An extensive report (PDF) by the New Zealand National Health Committee found that:
 A lack of alcohol and other drug assessments and treatment for prisoners undermines community safety. An estimated 2,000 prisoners with substance abuse problems are released from prison each year without an alcohol and other drug assessment.
They made a number of recommendations:
  • consider the case for transferring responsibility for prisoner primary health care from the Department of Corrections to the health sector
  • adhere to six principles for health and disability planning and delivery to prisoners
  • improve planning
  • strengthen relationships among responsible agencies
  • improve the quality of primary health care in prisons
  • strengthen identification, assessment and treatment of health conditions and disabilities, with a focus on mental health, alcohol and other drug dependence, and oral health
  • ensure seamless continuity of care
  • support maintenance of family relationships and responsibilities for prisoners
  • assist organisations that provide support to released prisoners and their families and whānau.

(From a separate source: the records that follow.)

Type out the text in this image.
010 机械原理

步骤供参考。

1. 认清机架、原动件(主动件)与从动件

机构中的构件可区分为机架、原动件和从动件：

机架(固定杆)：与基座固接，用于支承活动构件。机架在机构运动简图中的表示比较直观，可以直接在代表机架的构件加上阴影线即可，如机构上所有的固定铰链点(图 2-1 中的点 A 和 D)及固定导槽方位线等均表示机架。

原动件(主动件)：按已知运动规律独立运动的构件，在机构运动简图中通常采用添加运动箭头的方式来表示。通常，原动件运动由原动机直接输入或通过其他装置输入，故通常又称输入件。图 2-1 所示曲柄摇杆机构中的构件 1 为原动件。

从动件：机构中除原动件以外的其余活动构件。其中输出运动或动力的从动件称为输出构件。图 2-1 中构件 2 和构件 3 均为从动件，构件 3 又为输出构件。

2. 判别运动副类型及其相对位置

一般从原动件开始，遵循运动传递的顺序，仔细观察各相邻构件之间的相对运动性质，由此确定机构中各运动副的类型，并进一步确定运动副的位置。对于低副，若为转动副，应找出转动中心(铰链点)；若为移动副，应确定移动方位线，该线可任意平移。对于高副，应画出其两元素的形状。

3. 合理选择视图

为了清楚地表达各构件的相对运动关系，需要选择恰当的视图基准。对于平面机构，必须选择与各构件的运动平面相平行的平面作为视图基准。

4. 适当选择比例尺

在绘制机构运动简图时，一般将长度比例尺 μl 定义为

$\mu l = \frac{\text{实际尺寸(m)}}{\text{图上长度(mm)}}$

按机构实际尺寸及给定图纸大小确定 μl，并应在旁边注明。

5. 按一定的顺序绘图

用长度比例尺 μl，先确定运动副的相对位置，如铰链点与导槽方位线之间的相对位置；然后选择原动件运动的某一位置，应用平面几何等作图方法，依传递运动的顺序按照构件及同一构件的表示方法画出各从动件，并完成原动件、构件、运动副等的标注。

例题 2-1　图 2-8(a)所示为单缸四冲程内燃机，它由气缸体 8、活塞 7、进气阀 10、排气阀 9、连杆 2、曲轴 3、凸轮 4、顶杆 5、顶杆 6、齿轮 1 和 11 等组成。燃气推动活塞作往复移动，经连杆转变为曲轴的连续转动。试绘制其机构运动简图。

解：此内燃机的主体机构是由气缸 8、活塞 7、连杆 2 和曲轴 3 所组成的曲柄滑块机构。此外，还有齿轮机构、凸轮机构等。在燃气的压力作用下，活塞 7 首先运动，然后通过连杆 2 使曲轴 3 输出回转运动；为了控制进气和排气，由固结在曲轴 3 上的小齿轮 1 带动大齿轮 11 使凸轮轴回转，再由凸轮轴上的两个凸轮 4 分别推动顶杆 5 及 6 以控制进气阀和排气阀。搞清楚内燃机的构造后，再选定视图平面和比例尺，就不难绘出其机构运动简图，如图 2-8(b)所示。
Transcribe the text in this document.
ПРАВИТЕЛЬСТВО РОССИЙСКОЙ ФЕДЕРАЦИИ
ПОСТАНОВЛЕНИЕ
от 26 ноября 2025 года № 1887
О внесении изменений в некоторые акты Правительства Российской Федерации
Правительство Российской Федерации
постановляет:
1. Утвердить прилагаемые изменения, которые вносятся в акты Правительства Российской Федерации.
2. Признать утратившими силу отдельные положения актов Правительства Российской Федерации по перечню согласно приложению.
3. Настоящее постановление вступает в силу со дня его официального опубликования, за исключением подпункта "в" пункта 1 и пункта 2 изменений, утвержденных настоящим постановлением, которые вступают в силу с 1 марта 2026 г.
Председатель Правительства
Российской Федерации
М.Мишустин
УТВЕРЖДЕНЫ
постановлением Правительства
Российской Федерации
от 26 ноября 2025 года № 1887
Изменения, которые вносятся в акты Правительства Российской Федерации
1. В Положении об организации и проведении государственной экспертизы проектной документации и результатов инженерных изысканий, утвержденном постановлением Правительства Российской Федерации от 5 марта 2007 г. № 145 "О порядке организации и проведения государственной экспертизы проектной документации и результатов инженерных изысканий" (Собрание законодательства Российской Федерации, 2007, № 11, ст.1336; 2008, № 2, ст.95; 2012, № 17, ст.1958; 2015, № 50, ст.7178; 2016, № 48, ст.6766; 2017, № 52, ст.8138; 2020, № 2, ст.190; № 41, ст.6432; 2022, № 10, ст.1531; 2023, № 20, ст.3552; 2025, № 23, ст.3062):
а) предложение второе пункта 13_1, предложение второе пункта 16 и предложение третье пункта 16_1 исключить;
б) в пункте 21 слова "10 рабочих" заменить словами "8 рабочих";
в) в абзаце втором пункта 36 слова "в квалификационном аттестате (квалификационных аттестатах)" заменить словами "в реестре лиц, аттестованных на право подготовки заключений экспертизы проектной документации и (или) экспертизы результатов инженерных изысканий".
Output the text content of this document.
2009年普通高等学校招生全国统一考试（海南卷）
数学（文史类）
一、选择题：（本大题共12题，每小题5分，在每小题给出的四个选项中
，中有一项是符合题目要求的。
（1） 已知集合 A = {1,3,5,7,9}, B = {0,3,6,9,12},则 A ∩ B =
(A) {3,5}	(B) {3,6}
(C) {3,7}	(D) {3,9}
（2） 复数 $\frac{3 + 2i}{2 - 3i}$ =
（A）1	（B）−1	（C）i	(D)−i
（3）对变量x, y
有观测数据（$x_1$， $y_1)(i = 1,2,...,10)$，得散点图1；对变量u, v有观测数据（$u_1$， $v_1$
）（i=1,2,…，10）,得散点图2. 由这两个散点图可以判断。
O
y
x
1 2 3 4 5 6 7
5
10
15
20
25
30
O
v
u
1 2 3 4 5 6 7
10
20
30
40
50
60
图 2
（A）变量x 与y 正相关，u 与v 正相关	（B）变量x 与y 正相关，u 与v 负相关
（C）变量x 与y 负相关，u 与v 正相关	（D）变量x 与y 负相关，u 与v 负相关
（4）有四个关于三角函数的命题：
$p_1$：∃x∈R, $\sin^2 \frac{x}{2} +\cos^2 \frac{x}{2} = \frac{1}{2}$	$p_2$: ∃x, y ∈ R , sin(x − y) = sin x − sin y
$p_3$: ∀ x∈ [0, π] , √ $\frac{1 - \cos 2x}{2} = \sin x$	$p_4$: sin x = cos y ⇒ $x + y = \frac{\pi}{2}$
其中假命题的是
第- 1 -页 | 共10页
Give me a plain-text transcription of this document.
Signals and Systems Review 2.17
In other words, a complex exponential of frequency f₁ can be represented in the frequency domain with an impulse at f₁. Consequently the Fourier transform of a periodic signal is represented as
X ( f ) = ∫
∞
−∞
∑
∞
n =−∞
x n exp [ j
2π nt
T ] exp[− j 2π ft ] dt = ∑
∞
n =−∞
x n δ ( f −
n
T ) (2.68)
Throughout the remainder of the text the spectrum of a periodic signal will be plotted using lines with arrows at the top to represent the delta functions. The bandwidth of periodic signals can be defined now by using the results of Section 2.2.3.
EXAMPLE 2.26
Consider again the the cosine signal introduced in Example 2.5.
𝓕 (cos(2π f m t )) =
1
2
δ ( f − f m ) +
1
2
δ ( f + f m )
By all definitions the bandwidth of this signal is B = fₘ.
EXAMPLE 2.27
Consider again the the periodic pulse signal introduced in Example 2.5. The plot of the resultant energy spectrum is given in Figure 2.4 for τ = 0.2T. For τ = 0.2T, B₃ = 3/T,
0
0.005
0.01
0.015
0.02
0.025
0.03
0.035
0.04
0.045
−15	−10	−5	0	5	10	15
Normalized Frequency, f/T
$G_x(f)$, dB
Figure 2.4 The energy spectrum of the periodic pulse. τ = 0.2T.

All of which will be ignored by a National Government. There is one thing that I disagree with the authors about though, the reason for New Zealand's high drug use is pretty obvious;  when the economy worsens, people turn to drugs because their lives are not working. Societies worsening conditions increases drug dependency.
What is the Government’s answer to this major problem? So far it’s been to remove funding for rehab units that can help addicts kick the habit and continue to spend millions of dollars on more Police and new jails in anticipation of more disaffected people finding little option but to commit crime. Sadly, drugs are often the only answer to the reality of peoples lives. Meanwhile, National continues to preach a tough on crime ethos that has totally failed to fix the problem.

The Government has totally failed to even comprehend the negative dynamic their policies are causing. Poor communities have been hardest hit with police unable to contend with the tide of drug use to any degree as to decrease its negative effects. So now that the war on drugs is lost, what is the answer? I'm asking you because there's no point in asking the Government.